Intervention de Louis Gallois

Réunion du lundi 18 septembre 2023 à 14h00
Commission d'enquête sur la libéralisation du fret ferroviaire et ses conséquences pour l'avenir

Louis Gallois, ancien président de la SNCF :

Aucune parole n'a jamais remis en cause le soutien apporté par le Gouvernement au fret ferroviaire. Je me souviens des projets de lettre de mission que j'adressais à M. Francis Mer, ministre des finances, et qu'il me renvoyait corrigés : le redressement du fret y avait toute sa part. Mais cela ne s'est pas traduit par des espèces sonnantes et trébuchantes significatives. Ce n'était d'ailleurs pas facile car nous commencions à être dans le collimateur de Bruxelles au sujet des aides : avant même l'ouverture à la concurrence, dans le cadre de la concurrence avec la route, la Fédération nationale des transports routiers (FNTR) et d'autres organisations professionnelles scrutaient les aides reçues par Fret SNCF. En résumé, je n'ai pas le sentiment que nous ayons reçu un soutien financier important, même si je n'ai jamais été brimé dans les actions que nous pouvions mener pour essayer de redresser le fret par une intervention publique.

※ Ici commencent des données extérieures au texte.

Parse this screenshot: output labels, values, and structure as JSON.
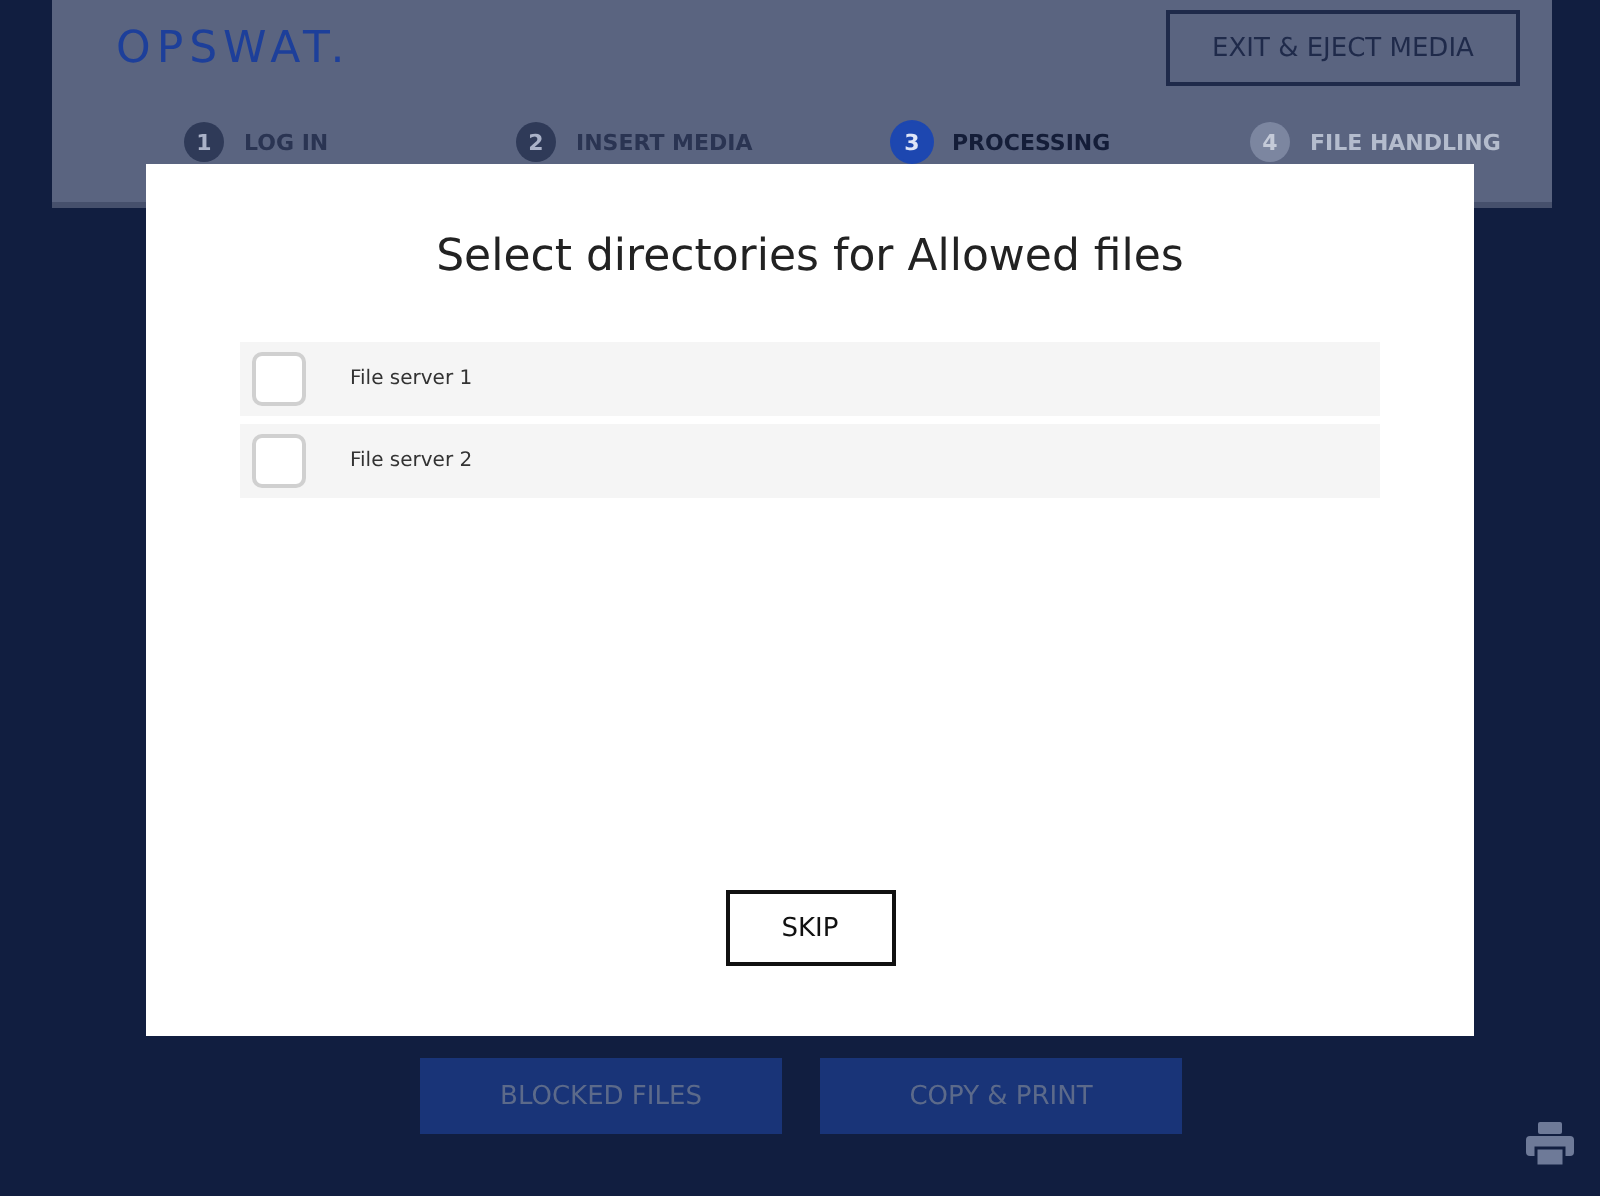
{
  "header": {
    "logo": "OPSWAT.",
    "exit_button": "EXIT & EJECT MEDIA",
    "steps": [
      {
        "number": "1",
        "label": "LOG IN",
        "selected": false,
        "disabled": false
      },
      {
        "number": "2",
        "label": "INSERT MEDIA",
        "selected": false,
        "disabled": false
      },
      {
        "number": "3",
        "label": "PROCESSING",
        "selected": true,
        "disabled": false
      },
      {
        "number": "4",
        "label": "FILE HANDLING",
        "selected": false,
        "disabled": true
      }
    ]
  },
  "actions": [
    "BLOCKED FILES",
    "COPY & PRINT"
  ],
  "dialog": {
    "title": "Select directories for Allowed files",
    "items": [
      {
        "label": "File server 1",
        "checked": false
      },
      {
        "label": "File server 2",
        "checked": false
      }
    ],
    "skip_button": "SKIP"
  }
}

S'agissant du plan Véron, ce n'est pas nous qui discutions avec la Commission européenne, mais l'État. Je n'ai pas eu de contacts formels avec Bruxelles à ce sujet. Je considère d'ailleurs qu'il était sain qu'il n'y ait qu'un seul interlocuteur. Nous demandions l'allègement du poids de la dette. Nous avions bénéficié d'un premier allègement en 1997, puis d'un autre beaucoup plus important par la suite mais, quelque astuce que l'on puisse présenter, la dette reprise était toujours susceptible d'être requalifiée en dette d'État à Bruxelles. Vous me rappelez, car je l'avais oublié, que nous avions proposé de passer par le SAAD. Je ne voudrais pas être sévère avec moi-même, mais c'était osé ! Cela n'avait pas beaucoup de chance de passer.

Vous avez raison de rappeler qu'en 2003, le fret allait mal. Il s'est un peu redressé par la suite, mais pas de manière significative.

Je n'ai pas de souvenir très précis s'agissant de la part du fret dans le projet industriel de la SNCF, mais il est évident que celui-ci comportait un volet consacré au fret. Eu égard au fonctionnement de la SNCF, il aurait été impossible qu'il n'y en ait pas. Nous avions déjà en tête, même si nous ne le disions pas, qu'il fallait que le fret se prépare à une concurrence intramodale. La concurrence intermodale était néanmoins le sujet majeur, et elle continue à l'être, la concurrence intramodale étant moins déséquilibrée. Quant à la gestion par activités, c'était une orientation de bon sens : chaque activité doit se gérer, ce qui n'empêche pas des péréquations entre activités. Le TGV a ainsi payé les trains Intercités, et peut-être un peu le fret, même si nous étions soumis au contrôle de la Commission de Bruxelles. Le TER est, quant à lui, équilibré par les conventions conclues avec les régions.

Comment rééquilibrer le trafic entre le rail et la route ? Je n'ai pas de réponse à cette question. Puisqu'on ne peut transformer complètement le transport ferroviaire, il faut s'attaquer au trafic routier. Je croyais que cet objectif dépassait largement la concurrence entre le chemin de fer et la route, et qu'il touchait à la transition énergétique. Veut-on continuer à développer un trafic routier essentiellement constitué de camions roulant au gazole ? Je n'exclus pas le passage des camions à l'électrique ; il est même possible que la solution hydrogène, au sujet de laquelle j'émets des doutes s'agissant de l'automobile, soit adaptée aux camions. Quoi qu'il en soit, le trafic routier n'est, pour le moment, absolument pas pénétré par l'électricité ou l'hydrogène – il fonctionne entièrement avec des énergies fossiles. Il faut en tenir compte. Je me pose aussi la question de la gratuité de la circulation sur une partie du réseau. L'écotaxe avait un sens. Je ne méconnais pas la difficulté de la faire accepter – je me rappelle l'épisode des « bonnets rouges », et on a encore vu récemment les acteurs routiers réagir vivement à l'annonce d'une éventuelle remise en cause du privilège fiscal dont bénéficie le gazole –, mais il faudra passer par là.